How CPUs Read Memory
Let's take a 64-bit CPU as an example. What does "64-bit" really mean?
- A CPU doesn't read one byte at a time
- A 64-bit CPU reads/writes 8 bytes at a time (1 byte = 8 bits -> 8 x 8 = 64 bits)
- These 8-bytes blocks are called words
Reading a word from memory that isn't aligned (that is, not starting at a multiple of 8) takes extra CPU instructions/operations! And as you can already guess, this is very slow
Let's analyze a bit more what does the phrase isn't aligned mean
Alignment
Alignment is simply The memory addresses where a type can start so the CPU can read/write it efficiently, that is, with the minimum amount of CPU instructions
There is a way to calculate an alignment for each type. The following formula should be true:
size % alignment = 0
alignment can either be 1, 2, 4, 8 (basically divisibles of 8)

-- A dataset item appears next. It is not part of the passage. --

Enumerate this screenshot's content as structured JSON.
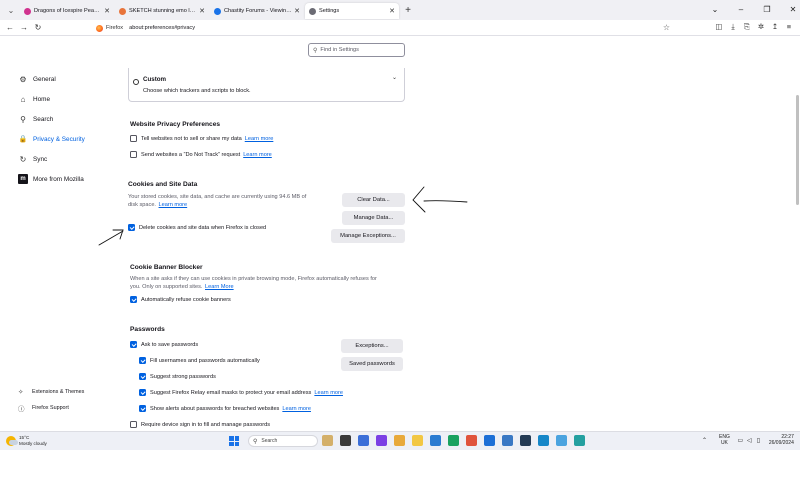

For example, these types have the following alignments:
- u8: size of 1 -> 1 % 1 = 0
- u16: size of 2 -> 2 % 2 = 0 so 2-byte alignment
- u32: size of 4 -> 4 % 4 = 0 so 4-byte alignment
- u64: size of 8 -> 8 % 8 = 0 so 8-byte alignemnt
...etc
Remember, we're aligning types so that the CPU can read data faster (not to mention that some CPUs can even crash if data is misaligned)
Padding
When a struct has fields of different sizes, we may need padding, that is, extra bytes inserted so each field starts at the correct alignment
For example:
#[repr(C)]
struct Example {
a: u8, // 1 byte
b: u32, // 4 bytes
}
Memory Layout:
0 (offset): a
1-3: padding
4-7: b
You may be wondering why we had to add padding at exactly 1-3 offset positions. We add padding at offsets 1–3 so the next field starts at the correct alignment
Here's the math again:
alignment of u32 is 4, so:
offset 1: 1 % 4 != 0
2 % 4 != 0
3 % 4 != 0
4 % 4 = 0
so b must start at offset 4. Therefore the size of the struct is:
`a` takes 1 byte
`b` wants to start at multiple of 4, so we add 3 padding bytes
Total size of the struct is 8 bytes
Also keep in mind that struct's alignment = maximum alignment among its fields. In our example:
#[repr(C)]
struct Example {
a: u8, // 1 byte
b: u32, // 4 bytes
}
alignment = max(1, 4) = 4
Lastly, but very importantly, the total struct size must be a multiple of the struct alignment
Let's take again this example, but also add one more field
#[repr(C)]
struct Example {
a: u8, // 1 byte
b: u32, // 4 bytes
c: u8 // 1 byte
}
Memory Layout:
0 (offset): a
1-3: padding
4-7: b
8: c
The total size now is 9 bytes, so the size is no longer a multiple of the struct alignment (which is still 4 in this case)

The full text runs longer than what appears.